The vegan food movement just went into hyperspace. Our pile of cookbooks with titles such as "The Complete Idiot's Guide to Vegan Cooking," "Vegan Express" and "You Won't Believe It's Vegan!" just got toppled by "Great Chefs Cook Vegan" (Gibbs Smith, $35). Forget dishes like stuffed squash or nutro cheese. Here, Thomas Keller offers Purée of Sunchoke Soup With Pickled Red Radishes and Country Bread Croutons.
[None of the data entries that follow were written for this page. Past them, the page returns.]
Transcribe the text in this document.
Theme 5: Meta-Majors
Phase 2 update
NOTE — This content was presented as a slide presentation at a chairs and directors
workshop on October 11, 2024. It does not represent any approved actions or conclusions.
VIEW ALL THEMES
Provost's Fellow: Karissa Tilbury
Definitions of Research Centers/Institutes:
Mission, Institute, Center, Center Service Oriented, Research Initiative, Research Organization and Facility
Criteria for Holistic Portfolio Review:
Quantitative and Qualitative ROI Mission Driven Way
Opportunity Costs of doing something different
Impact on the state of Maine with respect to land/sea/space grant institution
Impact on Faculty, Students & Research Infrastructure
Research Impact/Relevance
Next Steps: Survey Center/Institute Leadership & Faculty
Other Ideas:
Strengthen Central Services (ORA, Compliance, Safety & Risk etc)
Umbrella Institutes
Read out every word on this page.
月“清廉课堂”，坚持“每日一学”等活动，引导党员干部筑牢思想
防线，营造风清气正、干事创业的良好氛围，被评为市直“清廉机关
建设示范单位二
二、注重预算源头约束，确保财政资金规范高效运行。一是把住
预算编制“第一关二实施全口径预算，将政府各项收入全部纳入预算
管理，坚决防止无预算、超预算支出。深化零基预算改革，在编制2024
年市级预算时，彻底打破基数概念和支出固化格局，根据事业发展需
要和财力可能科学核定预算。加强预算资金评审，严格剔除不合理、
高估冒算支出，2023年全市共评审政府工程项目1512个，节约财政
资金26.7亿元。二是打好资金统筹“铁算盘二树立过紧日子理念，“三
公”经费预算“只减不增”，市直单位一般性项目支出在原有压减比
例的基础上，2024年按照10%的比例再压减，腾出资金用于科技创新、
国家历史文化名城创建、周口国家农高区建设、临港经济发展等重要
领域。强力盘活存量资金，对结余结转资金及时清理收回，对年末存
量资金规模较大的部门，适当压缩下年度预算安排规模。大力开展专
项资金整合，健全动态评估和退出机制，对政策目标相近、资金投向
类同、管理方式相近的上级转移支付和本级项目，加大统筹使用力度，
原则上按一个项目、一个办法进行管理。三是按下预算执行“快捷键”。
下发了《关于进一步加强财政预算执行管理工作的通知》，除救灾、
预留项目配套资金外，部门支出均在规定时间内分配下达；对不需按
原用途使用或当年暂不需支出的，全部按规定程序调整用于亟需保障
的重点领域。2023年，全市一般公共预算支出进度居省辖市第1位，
Jean-Georges Vongerichten shares Charred Corn Ravioli, Cherry Tomato Salad and Basil Fondue. Marcus Samuelsson whips up Yuzo Marinated Fruit Salad With Carrot-Mango Sorbet. Vegan, by the way, is a plant-based cuisine. As the Idiot's Guide puts it, "if it once had a face, fins, wings or feet, forget about it." Vegan gourmands may not be up to preparing some of these recipes, but they might take heart that they exist.